# Oct 2011 Member Monthly Giveaway Winner hossthehermit



## Jim (Oct 3, 2011)

*Please Read this before going forward:*  Monthly Giveaway Rules <---Click here!
If you do not follow the rules, You will not get the prize. Please don't make me feel bad. :LOL2:

*Rules:*
*Read the Rules above!*
*Contest Starts Today and ends on Oct 7, 2011.* 
*If you made at least 4 posts in September 2011 your'e eligible.*

Moderators & Advertisers, you can get in on these contests too. They are not rigged, I swear.
Winner will be chosen by Random.org https://www.random.org/
All you need to do is reply here ONCE with the word *IN* and it will go by the order you respond.
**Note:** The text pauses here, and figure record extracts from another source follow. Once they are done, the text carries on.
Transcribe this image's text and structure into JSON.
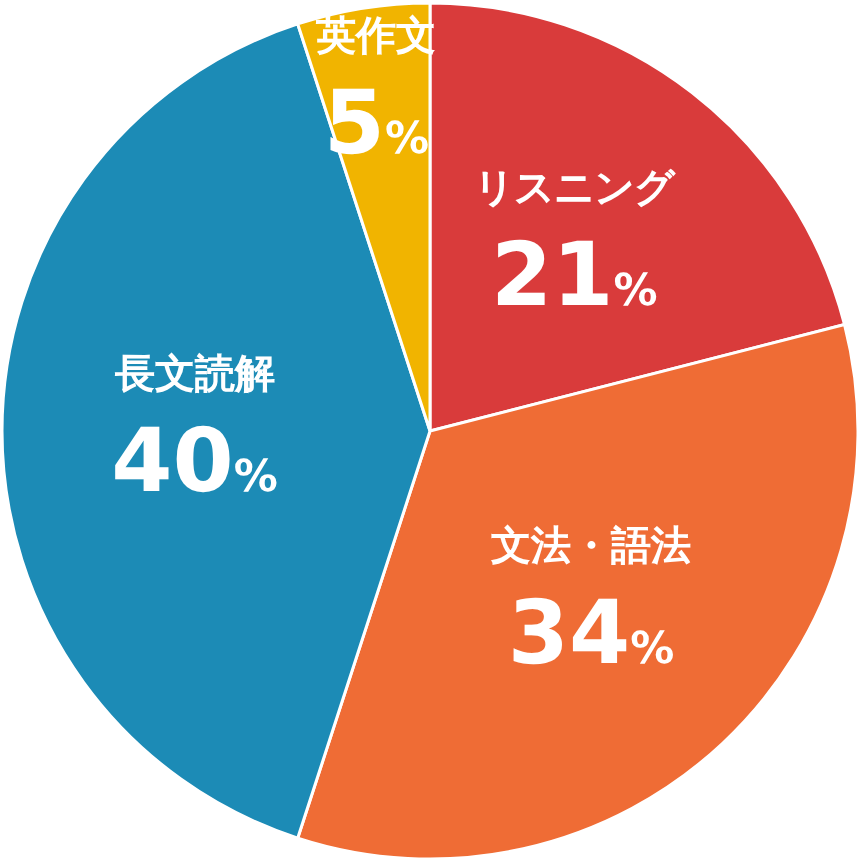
{
  "chart_data": {
    "type": "pie",
    "categories": [
      "リスニング",
      "文法・語法",
      "長文読解",
      "英作文"
    ],
    "values": [
      21,
      34,
      40,
      5
    ],
    "colors": [
      "#d93b3b",
      "#ef6c35",
      "#1c8bb6",
      "#f1b400"
    ],
    "value_labels": [
      "21%",
      "34%",
      "40%",
      "5%"
    ],
    "legend": false
  }
}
It is Frog time. This months winner is going to receive a Topwater Frog. I am 99% positive it's a River2Sea Bully Wa Frog, but I can confirm this when I get home. :LOL2: 

https://www.landbigfish.com/River2Sea/River2Sea-Bully-Wa-Frogs.cfm







Disclaimer: All things can change because


----------



## Jim (Oct 3, 2011)

I will confirm Brand and size when I get home and update the first post!


----------



## JeffChastain (Oct 3, 2011)

In.  Thanks for doing this cool kind of stuff!


----------



## lovedr79 (Oct 3, 2011)

In


----------



## Ringo Steele (Oct 3, 2011)

In...Thanks!


----------



## redbug (Oct 3, 2011)

im due 

in thanks in advance


----------



## floundahman (Oct 3, 2011)

Nothing in the rules about entering a contest if you just won one. So unless I'm disqualified,


I'm in. Thanks Jim!


----------



## hossthehermit (Oct 3, 2011)

Count me "*IN*", puleeeeeezzzzee


----------



## RatherBFishin (Oct 3, 2011)

In


----------



## crazymanme2 (Oct 3, 2011)

In [-o< :lol:


----------



## 00 mod (Oct 3, 2011)

IN


----------



## devilmutt (Oct 3, 2011)

IN


----------



## wihil (Oct 3, 2011)

In, and thanks for the opportunity!

C


----------



## bassboy1 (Oct 4, 2011)

Crap, I'm not eligible. How did I let that happen...? #-o 

Good luck everyone else!


----------



## Captain Ahab (Oct 4, 2011)

redbug said:


> im due
> 
> in thanks in advance




Let Redbug win

he needs more lures. . . . . . [-X


----------



## HOUSE (Oct 4, 2011)

IN 
*ribbit*ribbit*


----------



## Jethroe (Oct 4, 2011)

I will cherish this Jim!
Does It Talk? I'm In :roflmao:


----------



## Loggerhead Mike (Oct 4, 2011)

In, thanks!


----------



## fish devil (Oct 4, 2011)

:twisted: IN!!!!


----------



## BassBlaster (Oct 4, 2011)

IN


----------



## freetofish (Oct 4, 2011)

*IN*


----------



## cavman138 (Oct 4, 2011)

in


----------



## moloch16 (Oct 5, 2011)

In


----------



## FishingCop (Oct 5, 2011)

In


----------



## benjineer (Oct 5, 2011)

In


----------



## lswoody (Oct 5, 2011)

IN.


----------



## jdbassin2003 (Oct 6, 2011)

IN,


----------



## Jdholmes (Oct 6, 2011)

IN

I have zero lures since I moved from the east coast...froggy sounds good!


----------



## Jim (Oct 10, 2011)

Random.org picked number 6. So that makes hossthehermit this months winner!

Congrats man! =D>


----------



## Captain Ahab (Oct 10, 2011)

Jim said:


> Random.org picked number 6. So that makes hossthehermit this months winner!
> 
> Congrats man! =D>



Wait - I was number 6


Damn - always too late

Congrats Mr. Hermit


----------



## crazymanme2 (Oct 10, 2011)

Good job hossthehermit =D>


----------



## hossthehermit (Oct 10, 2011)

Hey, too cool, frogs are gettin' ready to head for the mud, bet she'll be ready to hop by spring. Thanks, great site, Ill hafta send pics when I get one on it. PM sent


----------



## FishingCop (Oct 10, 2011)

congrats =D>


----------



## lswoody (Oct 10, 2011)

Congrats Hoss!!!!!


----------



## lovedr79 (Oct 10, 2011)

Congrats!


----------